Linden Lab names Mark Kingdon as new chief executive — Kingdon previously spent five years running digital ad agency Organic. The appointment of someone with a stronger business background than founder Philip Rosedale makes sense, particularly since Linden Lab board member Bill Gurley told me the company needs a chief executive who can help it grapple with rapid growth. Less charitably, the appointment can be seen as an attempt to help Linden get back on track after struggling to live up to the initial promise of its virtual world Second Life. Rosedale announced last month that he plans to step down.

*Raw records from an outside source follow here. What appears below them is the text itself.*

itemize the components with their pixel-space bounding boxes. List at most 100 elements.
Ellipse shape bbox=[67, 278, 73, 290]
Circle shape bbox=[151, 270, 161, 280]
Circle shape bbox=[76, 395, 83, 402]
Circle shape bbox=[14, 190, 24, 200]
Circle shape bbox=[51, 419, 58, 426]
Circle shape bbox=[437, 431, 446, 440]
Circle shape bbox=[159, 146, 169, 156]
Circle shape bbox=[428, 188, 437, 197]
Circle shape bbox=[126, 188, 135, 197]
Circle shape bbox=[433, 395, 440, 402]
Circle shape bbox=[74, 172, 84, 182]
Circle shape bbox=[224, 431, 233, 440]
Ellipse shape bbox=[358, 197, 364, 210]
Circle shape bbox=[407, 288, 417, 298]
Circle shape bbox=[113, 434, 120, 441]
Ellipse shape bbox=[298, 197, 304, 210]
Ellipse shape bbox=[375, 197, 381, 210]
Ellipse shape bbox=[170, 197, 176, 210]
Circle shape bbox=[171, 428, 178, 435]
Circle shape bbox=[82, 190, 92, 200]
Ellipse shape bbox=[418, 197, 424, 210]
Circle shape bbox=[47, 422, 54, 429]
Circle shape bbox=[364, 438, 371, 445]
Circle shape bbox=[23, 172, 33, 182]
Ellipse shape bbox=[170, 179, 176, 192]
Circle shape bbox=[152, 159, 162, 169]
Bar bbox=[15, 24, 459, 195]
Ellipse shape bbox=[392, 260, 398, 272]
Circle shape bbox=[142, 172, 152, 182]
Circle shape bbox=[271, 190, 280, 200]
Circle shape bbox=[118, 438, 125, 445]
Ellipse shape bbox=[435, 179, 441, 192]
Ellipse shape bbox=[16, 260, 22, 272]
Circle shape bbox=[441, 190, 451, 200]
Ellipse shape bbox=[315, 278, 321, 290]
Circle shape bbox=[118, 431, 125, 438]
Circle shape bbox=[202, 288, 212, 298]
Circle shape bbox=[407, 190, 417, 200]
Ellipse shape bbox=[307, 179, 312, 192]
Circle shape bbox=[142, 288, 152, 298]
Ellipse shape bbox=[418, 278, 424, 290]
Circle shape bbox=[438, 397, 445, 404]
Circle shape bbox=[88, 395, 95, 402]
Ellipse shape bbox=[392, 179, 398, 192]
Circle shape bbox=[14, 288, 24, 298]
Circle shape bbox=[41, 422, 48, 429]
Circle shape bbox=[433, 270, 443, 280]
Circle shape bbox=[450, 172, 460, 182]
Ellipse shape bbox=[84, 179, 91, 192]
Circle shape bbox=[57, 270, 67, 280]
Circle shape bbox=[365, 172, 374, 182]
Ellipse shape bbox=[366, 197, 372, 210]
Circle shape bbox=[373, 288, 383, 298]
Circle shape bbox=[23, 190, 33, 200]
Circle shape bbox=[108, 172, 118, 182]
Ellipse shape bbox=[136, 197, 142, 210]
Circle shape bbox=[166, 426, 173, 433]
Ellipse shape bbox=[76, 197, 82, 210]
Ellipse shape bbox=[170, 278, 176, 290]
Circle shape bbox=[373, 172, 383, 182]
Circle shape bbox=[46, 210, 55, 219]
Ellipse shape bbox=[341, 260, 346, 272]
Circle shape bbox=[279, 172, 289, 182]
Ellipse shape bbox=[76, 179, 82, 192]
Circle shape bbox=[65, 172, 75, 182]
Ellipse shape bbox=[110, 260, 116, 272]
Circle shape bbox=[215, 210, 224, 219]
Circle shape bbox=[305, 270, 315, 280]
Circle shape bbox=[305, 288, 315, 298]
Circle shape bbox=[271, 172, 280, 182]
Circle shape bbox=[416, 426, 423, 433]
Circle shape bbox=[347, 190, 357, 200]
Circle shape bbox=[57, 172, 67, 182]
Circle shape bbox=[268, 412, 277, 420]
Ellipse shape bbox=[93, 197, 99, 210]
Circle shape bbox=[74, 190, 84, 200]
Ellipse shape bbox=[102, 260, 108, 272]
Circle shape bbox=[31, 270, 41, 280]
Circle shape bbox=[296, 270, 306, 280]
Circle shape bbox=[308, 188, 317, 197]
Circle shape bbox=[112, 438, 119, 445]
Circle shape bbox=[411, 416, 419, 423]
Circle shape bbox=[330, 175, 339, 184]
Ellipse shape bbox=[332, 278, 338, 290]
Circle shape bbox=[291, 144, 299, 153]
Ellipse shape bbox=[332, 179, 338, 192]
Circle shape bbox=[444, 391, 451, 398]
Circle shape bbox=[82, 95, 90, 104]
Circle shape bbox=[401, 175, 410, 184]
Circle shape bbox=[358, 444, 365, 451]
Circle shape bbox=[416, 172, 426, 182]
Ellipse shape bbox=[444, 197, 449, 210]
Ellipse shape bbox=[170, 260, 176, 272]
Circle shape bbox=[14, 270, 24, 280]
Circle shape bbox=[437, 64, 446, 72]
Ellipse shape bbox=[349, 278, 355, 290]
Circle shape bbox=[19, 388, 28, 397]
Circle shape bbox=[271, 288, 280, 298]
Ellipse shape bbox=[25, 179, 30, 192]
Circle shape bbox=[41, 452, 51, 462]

IBM buys storage company Diligent Technologies for $200M — The terms of the deal were not disclosed officially, but Israeli newspaper Globes says it was for $200 million. Diligent is IBM’s third Israeli acquisition this year.

StumbleUpon approaches 5 billion stumbles – The website-discovery and rating service is about to get its 5 millionth user, and is also getting very close to nearly 5 billion “stumbles” (recommendations). Not only is that a number just plain impressive, but since each stumble should improve StumbleUpon’s “discovery” service, it also means the site is getting better and better. StumbleUpon is owned by eBay.

Solar plant builder Stirling Energy Systems gets $100M — The funding comes from NTR plc. Stirling is building solar energy projects in the Imperial Valley and the Mojave Desert.

Walter Bender resigns One Laptop Per Child — Apparently Bender , who served as the organization’s president, is more interested in incorporating open source methods into education.